Französische Revolution

Der Begriff Französische Revolution bezieht sich auf den historischen Zeitraum zwischen 1789 und 1799 in Frankreich, in dem Republikaner die Monarchie stürzten und die römisch-katholische Kirche notgedrungen radikalen Veränderungen unterworfen wurde. Sie markiert eine der wichtigsten Zäsuren in der europäischen Geschichte. Im Zeitraum vom 14. Juli 1789 bis zum 9. November 1799 vollzog sich der Übergang Frankreichs von der absoluten Monarchie zur Republik. Obwohl die Republik endgültig und dauerhaft erst 1871 etabliert werden konnte, veränderte die Revolution die Gesellschaft Frankreichs und Europas grundlegend. Hier wurde das Modell der modernen Staats- und Gesellschaftsordnung geschaffen.

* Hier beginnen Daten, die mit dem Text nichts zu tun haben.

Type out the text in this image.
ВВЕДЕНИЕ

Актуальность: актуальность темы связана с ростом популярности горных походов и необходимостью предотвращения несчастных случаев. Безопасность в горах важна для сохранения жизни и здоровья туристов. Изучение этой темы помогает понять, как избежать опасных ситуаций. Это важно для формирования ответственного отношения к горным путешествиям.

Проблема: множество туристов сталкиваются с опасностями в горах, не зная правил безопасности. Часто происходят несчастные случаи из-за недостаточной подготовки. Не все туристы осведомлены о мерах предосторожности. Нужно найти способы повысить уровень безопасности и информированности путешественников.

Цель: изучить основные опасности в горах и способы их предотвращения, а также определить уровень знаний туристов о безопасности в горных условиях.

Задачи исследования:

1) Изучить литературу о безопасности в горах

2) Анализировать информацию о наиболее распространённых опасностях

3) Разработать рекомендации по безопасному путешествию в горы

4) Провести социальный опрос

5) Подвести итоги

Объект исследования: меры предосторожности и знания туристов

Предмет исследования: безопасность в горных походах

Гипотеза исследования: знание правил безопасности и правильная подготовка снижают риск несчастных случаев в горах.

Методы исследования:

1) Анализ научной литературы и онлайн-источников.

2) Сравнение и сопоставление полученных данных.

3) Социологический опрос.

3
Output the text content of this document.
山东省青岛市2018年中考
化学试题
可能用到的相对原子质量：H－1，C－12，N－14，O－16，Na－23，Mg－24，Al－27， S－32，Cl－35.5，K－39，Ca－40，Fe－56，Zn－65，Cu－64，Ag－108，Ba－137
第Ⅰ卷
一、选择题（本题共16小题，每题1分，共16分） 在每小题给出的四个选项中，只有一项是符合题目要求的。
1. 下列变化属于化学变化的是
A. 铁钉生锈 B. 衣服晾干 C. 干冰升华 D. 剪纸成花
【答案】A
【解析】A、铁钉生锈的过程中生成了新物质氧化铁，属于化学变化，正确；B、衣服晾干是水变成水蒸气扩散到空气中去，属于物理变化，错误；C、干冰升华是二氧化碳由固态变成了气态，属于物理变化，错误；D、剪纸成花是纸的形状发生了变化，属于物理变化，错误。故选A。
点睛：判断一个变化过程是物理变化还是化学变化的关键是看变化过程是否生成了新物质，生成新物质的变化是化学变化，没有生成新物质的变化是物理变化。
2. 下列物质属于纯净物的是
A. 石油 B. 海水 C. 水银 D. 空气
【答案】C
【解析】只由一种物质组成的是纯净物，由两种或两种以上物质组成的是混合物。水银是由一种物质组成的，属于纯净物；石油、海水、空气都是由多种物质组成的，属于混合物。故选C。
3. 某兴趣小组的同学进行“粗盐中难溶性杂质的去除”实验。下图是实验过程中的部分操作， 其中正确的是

Die Errungenschaften der Revolution wie persönliche Freiheit, Meinungs- und Pressefreiheit und Gleichheit aller Bürger vor dem Gesetz, eine unabhängige Justiz, eine gleiche Besteuerung, das allgemeine Wahlrecht, das Selbstbestimmungsrecht des Volkes, die Bindung des Staates an eine Verfassung und die Berufs- und Gewerbefreiheit (Grundrechte) sind heute fundamentaler Teil des Bewusstseins der Bürger der westlichen Demokratien und, zumindest auf dem Papier, Grundlage des Rechtes der meisten Staaten der Erde.